BELARUS HOLDS LARGEST POST-SOVIET MILITARY EXERCISE.

Publication: Monitor Volume: 7 Issue: 159

From August 26 through September 2, President Alyaksandr Lukashenka is overseeing the largest military exercise held in Belarus since 1991. Code-named Neman 2001, the exercise uses four training ranges, the main one of which, near Hrodna, is situated only a few kilometers from the intersection of the Belarusan, Lithuanian and Polish borders. The scenario presupposes that “aggressor countries” seize parts of Belarusan territory, but are rebuffed by Belarusan forces. That assumption mirrors the one underlying the Belarusan role in the CIS air defense exercise Combat Commonwealth 2001, which concludes today at Ashuluk, Russia. In that scenario, Poland supposedly lays territorial claims to Belarus and to the Kaliningrad Region of Russia.

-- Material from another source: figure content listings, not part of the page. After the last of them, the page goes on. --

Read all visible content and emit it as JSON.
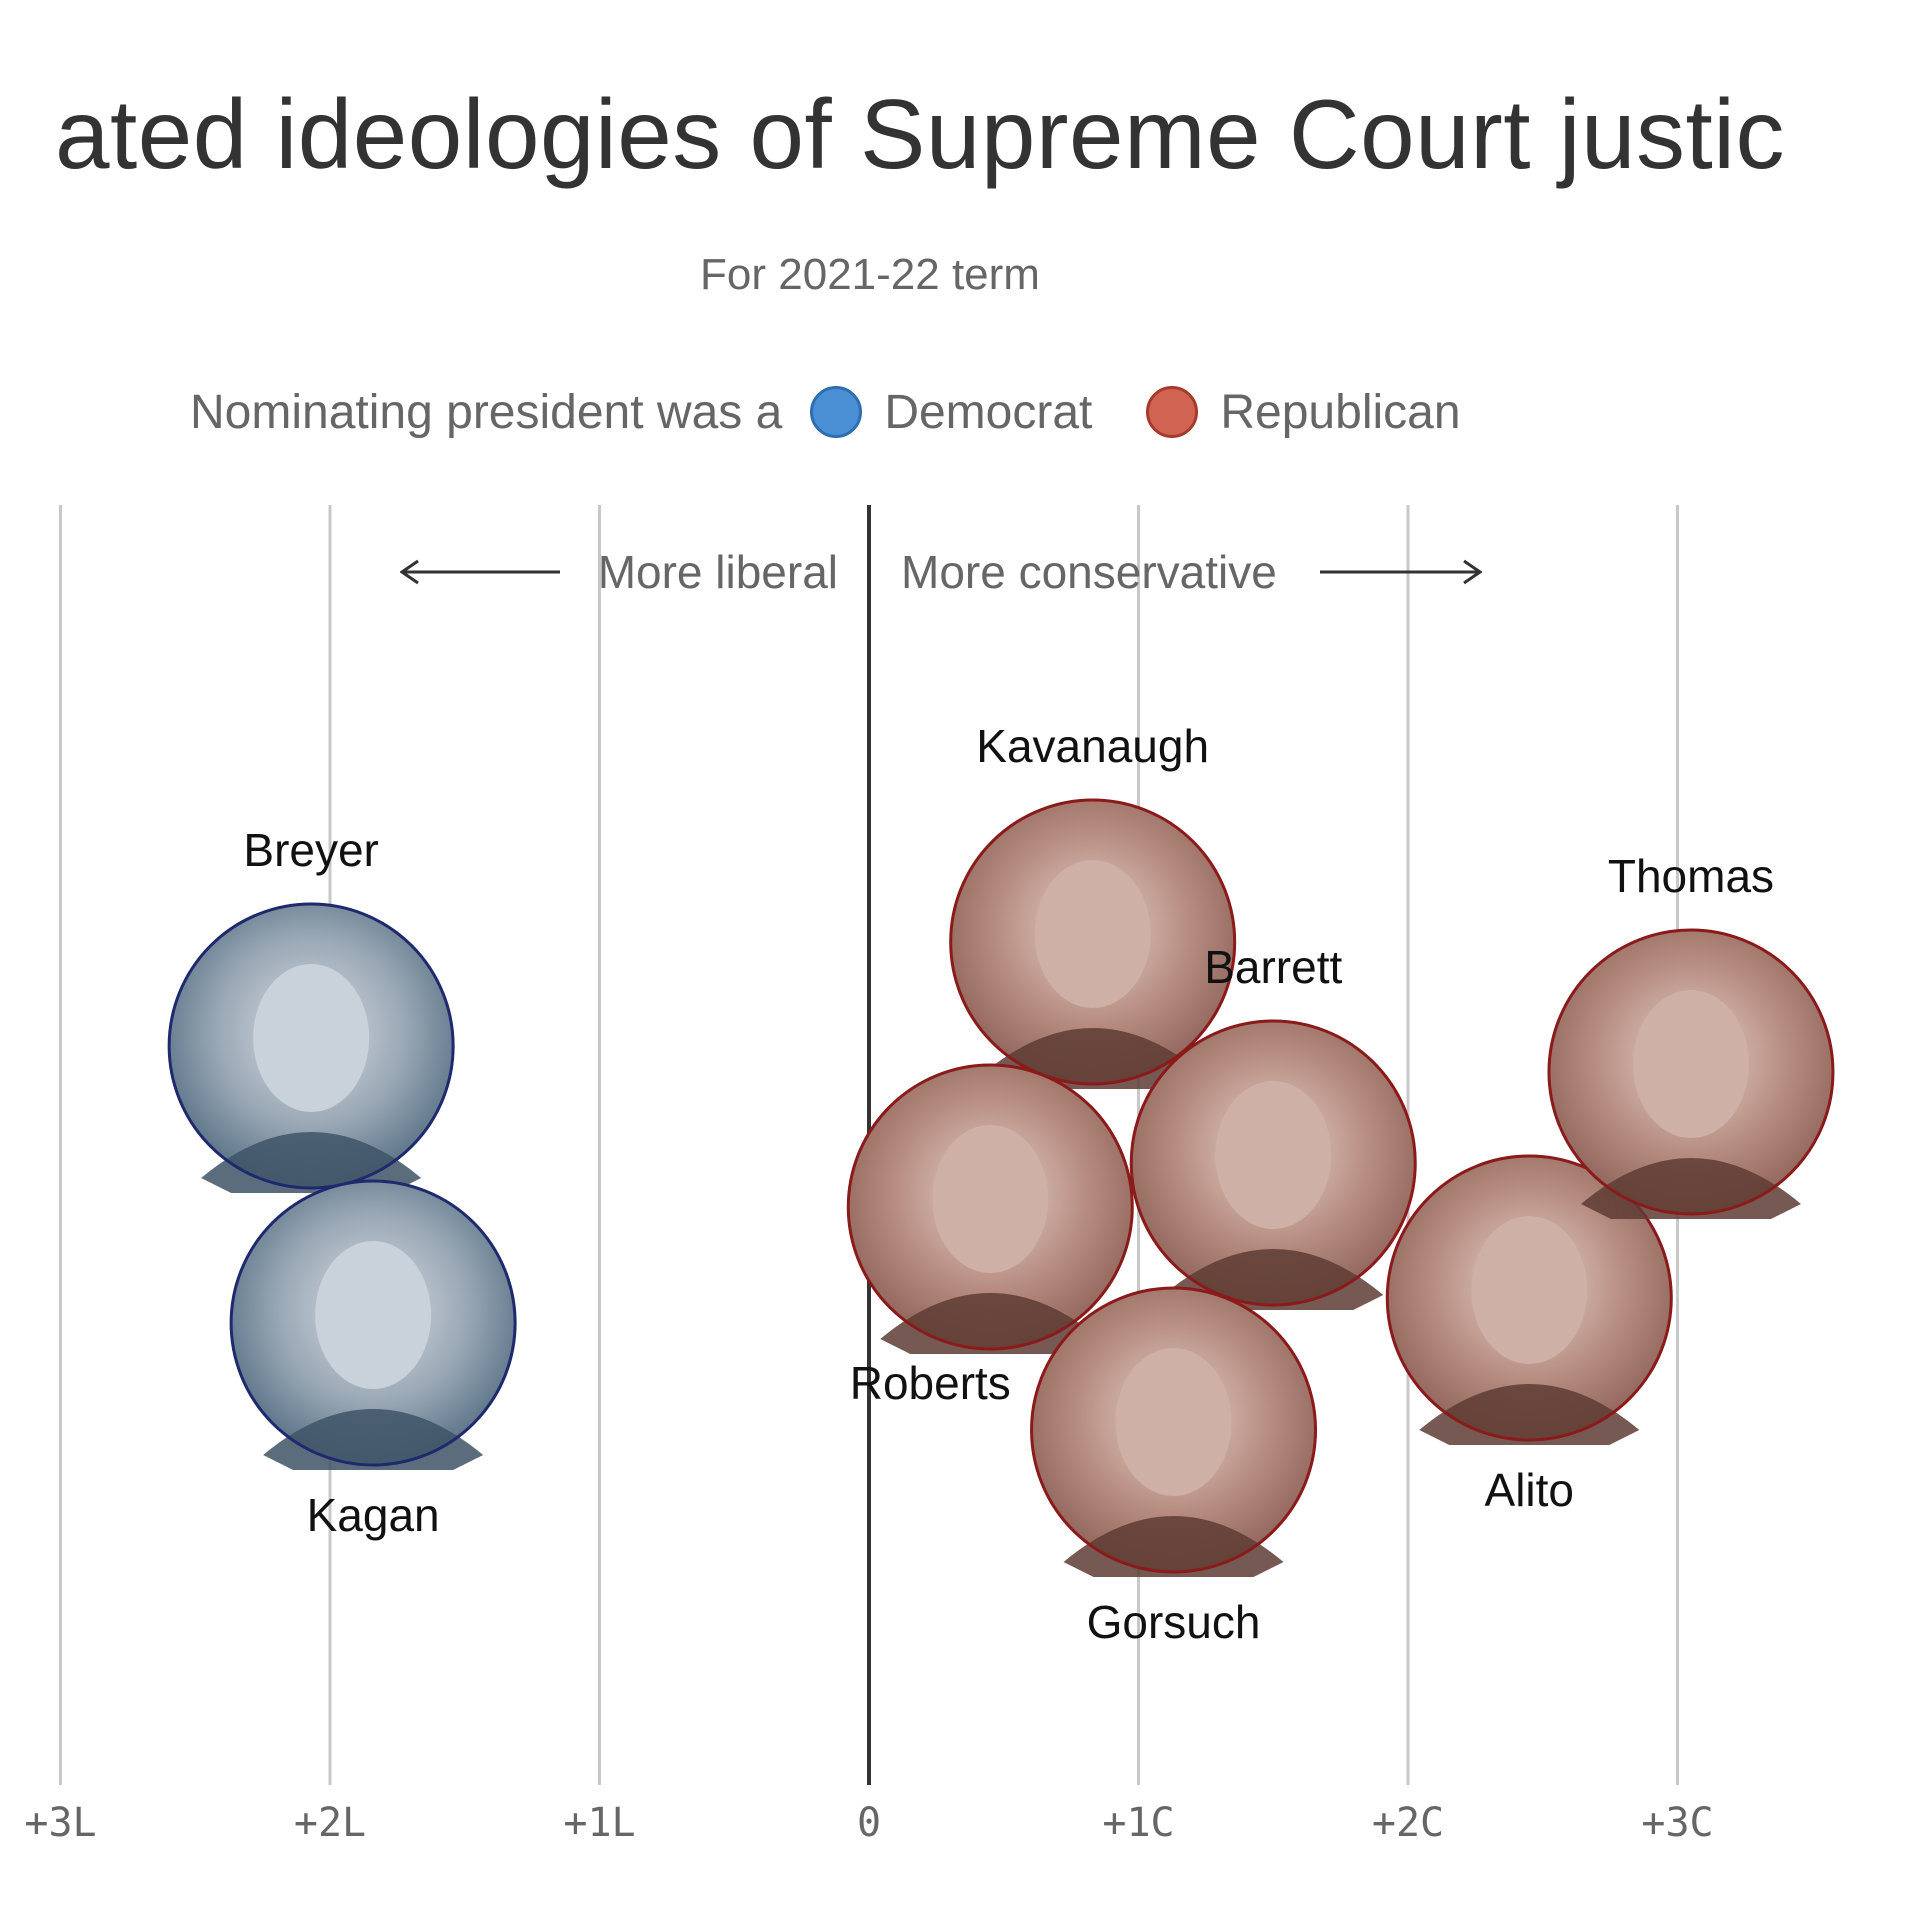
{
  "title": "ated ideologies of Supreme Court justic",
  "subtitle": "For 2021-22 term",
  "legend": {
    "prefix": "Nominating president was a",
    "democrat": "Democrat",
    "republican": "Republican"
  },
  "direction_labels": {
    "left": "More liberal",
    "right": "More conservative"
  },
  "colors": {
    "democrat": "#4a8fd4",
    "democrat_ring": "#1f2a6e",
    "republican": "#d16352",
    "republican_ring": "#8b1a1a",
    "photo_dem_tint": "#4f6a80",
    "photo_rep_tint": "#8a5e54",
    "gridline": "#c8c8c8",
    "zero_line": "#333333"
  },
  "chart_data": {
    "type": "scatter",
    "xlim": [
      -3,
      3.5
    ],
    "ticks": [
      {
        "value": -3,
        "label": "+3L"
      },
      {
        "value": -2,
        "label": "+2L"
      },
      {
        "value": -1,
        "label": "+1L"
      },
      {
        "value": 0,
        "label": "0"
      },
      {
        "value": 1,
        "label": "+1C"
      },
      {
        "value": 2,
        "label": "+2C"
      },
      {
        "value": 3,
        "label": "+3C"
      },
      {
        "value": 4,
        "label": "+"
      }
    ],
    "grid": true,
    "points": [
      {
        "name": "Breyer",
        "x": -2.07,
        "party": "democrat",
        "label_pos": "above"
      },
      {
        "name": "Kagan",
        "x": -1.84,
        "party": "democrat",
        "label_pos": "below"
      },
      {
        "name": "Kavanaugh",
        "x": 0.83,
        "party": "republican",
        "label_pos": "above"
      },
      {
        "name": "Barrett",
        "x": 1.5,
        "party": "republican",
        "label_pos": "above"
      },
      {
        "name": "Roberts",
        "x": 0.45,
        "party": "republican",
        "label_pos": "below-left"
      },
      {
        "name": "Gorsuch",
        "x": 1.13,
        "party": "republican",
        "label_pos": "below"
      },
      {
        "name": "Alito",
        "x": 2.45,
        "party": "republican",
        "label_pos": "below"
      },
      {
        "name": "Thomas",
        "x": 3.05,
        "party": "republican",
        "label_pos": "above"
      }
    ]
  }
}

Some 10,000 Belarusan army, internal and border troops, 130 artillery and surface-to-air missile systems, sixty battle tanks, 200 infantry fighting vehicles and armored personnel carriers, and forty planes and helicopters are involved in the Neman 2001 exercise. The troops will also test some new Russian-model or Russian-licensed weapons made in Belarus, such as Belgrad multiple rocket launchers, MAZ trucks, Kalashnikovs with telescopic sights and sniper rifles with new optical equipment. The exercise headquarters is a using satellite communications system loaned by Russia’s Defense Ministry gratis.

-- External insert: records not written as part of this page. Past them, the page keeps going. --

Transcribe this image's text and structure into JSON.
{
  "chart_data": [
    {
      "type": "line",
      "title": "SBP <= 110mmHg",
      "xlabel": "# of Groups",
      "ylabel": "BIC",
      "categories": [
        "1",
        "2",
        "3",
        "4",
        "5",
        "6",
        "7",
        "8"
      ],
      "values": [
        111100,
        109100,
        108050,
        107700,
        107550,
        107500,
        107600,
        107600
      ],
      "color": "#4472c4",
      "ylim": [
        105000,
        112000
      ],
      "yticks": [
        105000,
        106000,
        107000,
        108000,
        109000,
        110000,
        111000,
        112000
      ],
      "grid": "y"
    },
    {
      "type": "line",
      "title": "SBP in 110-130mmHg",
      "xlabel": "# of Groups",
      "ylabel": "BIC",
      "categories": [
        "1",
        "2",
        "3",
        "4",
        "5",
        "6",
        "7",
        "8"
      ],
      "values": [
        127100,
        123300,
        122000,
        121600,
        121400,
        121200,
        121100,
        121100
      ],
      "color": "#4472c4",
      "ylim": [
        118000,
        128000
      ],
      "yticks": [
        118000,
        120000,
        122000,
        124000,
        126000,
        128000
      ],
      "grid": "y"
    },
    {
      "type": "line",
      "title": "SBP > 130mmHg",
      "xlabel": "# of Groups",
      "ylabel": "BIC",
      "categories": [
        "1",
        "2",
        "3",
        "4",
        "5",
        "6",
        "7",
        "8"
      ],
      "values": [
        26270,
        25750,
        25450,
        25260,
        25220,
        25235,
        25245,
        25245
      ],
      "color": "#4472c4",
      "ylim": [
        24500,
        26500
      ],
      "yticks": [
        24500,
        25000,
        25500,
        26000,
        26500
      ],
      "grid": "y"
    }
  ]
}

In a curtain-raiser interview on this exercise with the Russian Defense Ministry’s daily Krasnaya Zvezda, Lukashenka portrayed his military exercise as a response to NATO’s Amber Hope-2001, which is now in progress in Lithuania (see Baltic section above). The Belarusan president had announced as early as June that he would “respond” to Amber Hope by holding an unprecedentedly large exercise in Belarus near the Lithuanian and Polish borders.

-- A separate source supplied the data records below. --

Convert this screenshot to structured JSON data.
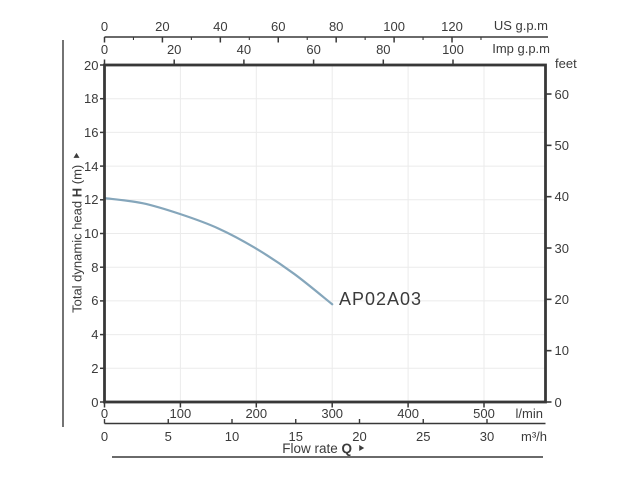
{
  "chart_data": {
    "type": "line",
    "title": "",
    "curve_label": "AP02A03",
    "series": [
      {
        "name": "AP02A03",
        "x_lmin": [
          0,
          50,
          100,
          150,
          200,
          250,
          300
        ],
        "head_m": [
          12.1,
          11.8,
          11.15,
          10.3,
          9.1,
          7.6,
          5.8
        ]
      }
    ],
    "axes": {
      "x_bottom_lmin": {
        "unit": "l/min",
        "ticks": [
          0,
          100,
          200,
          300,
          400,
          500
        ],
        "range": [
          0,
          580
        ]
      },
      "x_bottom_m3h": {
        "unit": "m³/h",
        "ticks": [
          0,
          5,
          10,
          15,
          20,
          25,
          30
        ],
        "range": [
          0,
          34.6
        ]
      },
      "x_top_us_gpm": {
        "unit": "US g.p.m",
        "ticks": [
          0,
          20,
          40,
          60,
          80,
          100,
          120
        ],
        "minor_ticks": [
          10,
          30,
          50,
          70,
          90,
          110,
          130
        ],
        "range": [
          0,
          153
        ]
      },
      "x_top_imp_gpm": {
        "unit": "Imp g.p.m",
        "ticks": [
          0,
          20,
          40,
          60,
          80,
          100
        ],
        "range": [
          0,
          127
        ]
      },
      "y_left_m": {
        "title_prefix": "Total dynamic head",
        "title_symbol": "H",
        "title_unit": "(m)",
        "ticks": [
          0,
          2,
          4,
          6,
          8,
          10,
          12,
          14,
          16,
          18,
          20
        ],
        "range": [
          0,
          20
        ]
      },
      "y_right_feet": {
        "unit": "feet",
        "ticks": [
          0,
          10,
          20,
          30,
          40,
          50,
          60
        ],
        "range": [
          0,
          65.6
        ]
      }
    },
    "x_title": {
      "prefix": "Flow rate",
      "symbol": "Q"
    },
    "grid": {
      "enabled": true,
      "x_step_lmin": 100,
      "y_step_m": 2
    },
    "legend": "none",
    "colors": {
      "curve": "#85a6bb",
      "axis": "#383838",
      "grid": "#ebebeb",
      "text": "#3b3b3b"
    }
  }
}
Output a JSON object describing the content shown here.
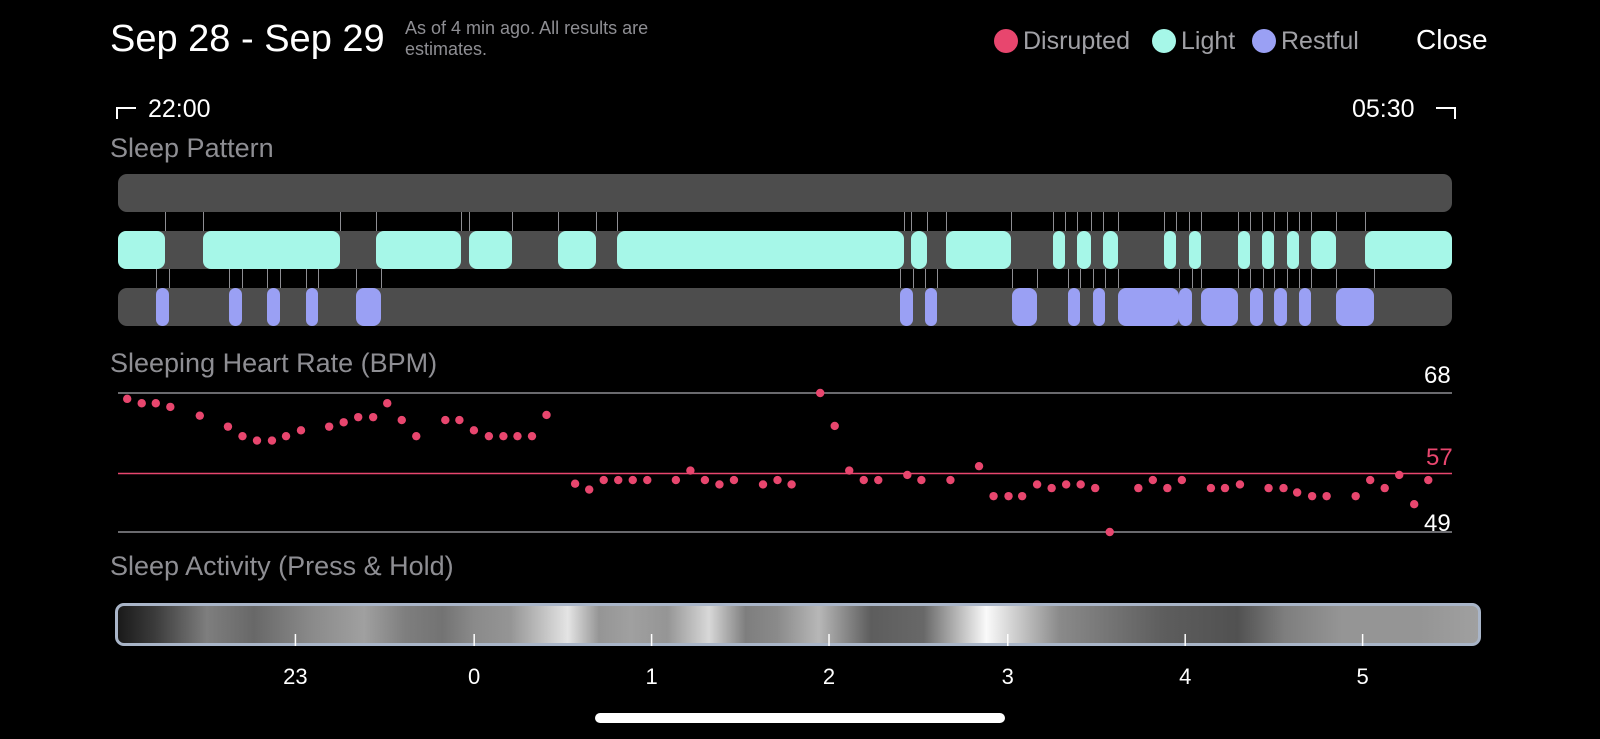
{
  "header": {
    "title": "Sep 28 - Sep 29",
    "subtitle": "As of 4 min ago. All results are estimates.",
    "close_label": "Close",
    "legend": [
      {
        "label": "Disrupted",
        "color": "#e8466e"
      },
      {
        "label": "Light",
        "color": "#a6f7e8"
      },
      {
        "label": "Restful",
        "color": "#9aa0f4"
      }
    ]
  },
  "timeline": {
    "start": "22:00",
    "end": "05:30"
  },
  "sleep_pattern": {
    "title": "Sleep Pattern",
    "colors": {
      "disrupted_track": "#4d4d4d",
      "light": "#a6f7e8",
      "restful": "#9aa0f4",
      "connector": "#8e8e93"
    },
    "light_segments": [
      [
        0,
        1.22
      ],
      [
        2.22,
        5.78
      ],
      [
        6.72,
        8.93
      ],
      [
        9.13,
        10.25
      ],
      [
        11.45,
        12.44
      ],
      [
        12.99,
        20.45
      ],
      [
        20.62,
        21.04
      ],
      [
        21.55,
        23.23
      ],
      [
        24.32,
        24.63
      ],
      [
        24.95,
        25.32
      ],
      [
        25.62,
        26.02
      ],
      [
        27.22,
        27.53
      ],
      [
        27.86,
        28.18
      ],
      [
        29.13,
        29.45
      ],
      [
        29.77,
        30.08
      ],
      [
        30.4,
        30.72
      ],
      [
        31.04,
        31.68
      ],
      [
        32.44,
        34.7
      ]
    ],
    "restful_segments": [
      [
        0.98,
        1.33
      ],
      [
        2.9,
        3.22
      ],
      [
        3.88,
        4.21
      ],
      [
        4.88,
        5.2
      ],
      [
        6.2,
        6.83
      ],
      [
        20.35,
        20.67
      ],
      [
        20.99,
        21.3
      ],
      [
        23.25,
        23.9
      ],
      [
        24.7,
        25.02
      ],
      [
        25.35,
        25.67
      ],
      [
        26.0,
        27.61
      ],
      [
        27.61,
        27.94
      ],
      [
        28.17,
        29.14
      ],
      [
        29.45,
        29.78
      ],
      [
        30.08,
        30.4
      ],
      [
        30.72,
        31.04
      ],
      [
        31.69,
        32.66
      ]
    ]
  },
  "heart_rate": {
    "title": "Sleeping Heart Rate (BPM)",
    "max_label": "68",
    "avg_label": "57",
    "min_label": "49",
    "min": 49,
    "avg": 57,
    "max": 68,
    "color": "#e8466e",
    "points": [
      [
        0.05,
        67.2
      ],
      [
        0.38,
        66.6
      ],
      [
        0.7,
        66.6
      ],
      [
        1.03,
        66.1
      ],
      [
        1.7,
        64.9
      ],
      [
        2.34,
        63.4
      ],
      [
        2.67,
        62.1
      ],
      [
        3.0,
        61.5
      ],
      [
        3.34,
        61.5
      ],
      [
        3.66,
        62.1
      ],
      [
        4.0,
        62.9
      ],
      [
        4.64,
        63.4
      ],
      [
        4.97,
        64.0
      ],
      [
        5.3,
        64.7
      ],
      [
        5.64,
        64.7
      ],
      [
        5.96,
        66.6
      ],
      [
        6.29,
        64.3
      ],
      [
        6.62,
        62.1
      ],
      [
        7.28,
        64.3
      ],
      [
        7.6,
        64.3
      ],
      [
        7.93,
        62.9
      ],
      [
        8.27,
        62.1
      ],
      [
        8.6,
        62.1
      ],
      [
        8.92,
        62.1
      ],
      [
        9.25,
        62.1
      ],
      [
        9.58,
        65.0
      ],
      [
        10.23,
        55.6
      ],
      [
        10.55,
        54.8
      ],
      [
        10.88,
        56.1
      ],
      [
        11.21,
        56.1
      ],
      [
        11.54,
        56.1
      ],
      [
        11.87,
        56.1
      ],
      [
        12.52,
        56.1
      ],
      [
        12.85,
        57.4
      ],
      [
        13.18,
        56.1
      ],
      [
        13.51,
        55.5
      ],
      [
        13.84,
        56.1
      ],
      [
        14.5,
        55.5
      ],
      [
        14.83,
        56.1
      ],
      [
        15.15,
        55.5
      ],
      [
        15.8,
        68.0
      ],
      [
        16.13,
        63.5
      ],
      [
        16.46,
        57.4
      ],
      [
        16.79,
        56.1
      ],
      [
        17.12,
        56.1
      ],
      [
        17.78,
        56.8
      ],
      [
        18.1,
        56.1
      ],
      [
        18.76,
        56.1
      ],
      [
        19.41,
        58.0
      ],
      [
        19.74,
        53.9
      ],
      [
        20.08,
        53.9
      ],
      [
        20.39,
        53.9
      ],
      [
        20.73,
        55.5
      ],
      [
        21.06,
        55.0
      ],
      [
        21.39,
        55.5
      ],
      [
        21.72,
        55.5
      ],
      [
        22.05,
        55.0
      ],
      [
        22.38,
        49.0
      ],
      [
        23.03,
        55.0
      ],
      [
        23.36,
        56.1
      ],
      [
        23.69,
        55.0
      ],
      [
        24.02,
        56.1
      ],
      [
        24.68,
        55.0
      ],
      [
        25.0,
        55.0
      ],
      [
        25.34,
        55.5
      ],
      [
        25.99,
        55.0
      ],
      [
        26.33,
        55.0
      ],
      [
        26.64,
        54.4
      ],
      [
        26.98,
        53.9
      ],
      [
        27.31,
        53.9
      ],
      [
        27.97,
        53.9
      ],
      [
        28.3,
        56.1
      ],
      [
        28.63,
        55.0
      ],
      [
        28.96,
        56.8
      ],
      [
        29.3,
        52.8
      ],
      [
        29.62,
        56.1
      ]
    ]
  },
  "sleep_activity": {
    "title": "Sleep Activity (Press & Hold)",
    "bands": [
      [
        0.035,
        0.15
      ],
      [
        0.085,
        0.45
      ],
      [
        0.13,
        0.35
      ],
      [
        0.185,
        0.5
      ],
      [
        0.235,
        0.6
      ],
      [
        0.275,
        0.45
      ],
      [
        0.31,
        0.4
      ],
      [
        0.34,
        0.5
      ],
      [
        0.375,
        0.55
      ],
      [
        0.43,
        0.9
      ],
      [
        0.46,
        0.55
      ],
      [
        0.49,
        0.6
      ],
      [
        0.525,
        0.55
      ],
      [
        0.565,
        0.85
      ],
      [
        0.6,
        0.45
      ],
      [
        0.63,
        0.5
      ],
      [
        0.67,
        0.7
      ],
      [
        0.72,
        0.3
      ],
      [
        0.77,
        0.35
      ],
      [
        0.83,
        1.0
      ],
      [
        0.9,
        0.5
      ],
      [
        1.0,
        0.3
      ],
      [
        1.07,
        0.25
      ],
      [
        1.115,
        0.45
      ],
      [
        1.17,
        0.55
      ],
      [
        1.21,
        0.55
      ],
      [
        1.245,
        0.55
      ],
      [
        1.3,
        0.6
      ]
    ]
  },
  "x_axis": {
    "ticks": [
      {
        "label": "23",
        "pos": 0.133
      },
      {
        "label": "0",
        "pos": 0.267
      },
      {
        "label": "1",
        "pos": 0.4
      },
      {
        "label": "2",
        "pos": 0.533
      },
      {
        "label": "3",
        "pos": 0.667
      },
      {
        "label": "4",
        "pos": 0.8
      },
      {
        "label": "5",
        "pos": 0.933
      }
    ]
  }
}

Lukashenka celebrated his 47th birthday on August 30 by strutting in front of television cameras at the testing range near Hrodna clad in camouflage gear, taking aim through guns, checking combat hardware and receiving reports from army commanders. While confidently expecting reelection in the tightly controlled presidential balloting on September 9, Lukashenka is visibly nervous at the prospect of international nonrecognition of his preprogrammed electoral farce. His main opponent, Uladzimir Hancharyk, urged Lukashenka on August 26–the opening day of Neman 2001–to postpone the exercise until after the election and give up military posturing altogether. The president’s “anti-Western, bellicose statements are exposing not just Lukashenka but the country itself to ridicule,” Hancharyk commented.

Prefacing the ground-force Neman 2001, Belarusan military took part in joint air defense exercises with Russian forces in the Chita Region, eastern Siberia, on August 18-22 and at Cape Taran, Kaliningrad Region on August 22-23. These two were bilateral exercises, unlike the CIS exercise at Ashuluk; but all three presupposed that Belarus would join Russia in resisting a military “aggression” by NATO countries. Such projections serve mainly political purposes: Moscow reckons that this is one way to line up at least some CIS countries behind it, while leaders like Lukashenka earn Moscow’s political support by following its lead (Nezavisimaya Gazeta, August 23; Itar-Tass, RIA, NTV, August 26; Agentstvo Voyennykh Novostei, August 23, 28; Interfax, August 26-30; TV6, August 26, 30; see the Monitor, August 30).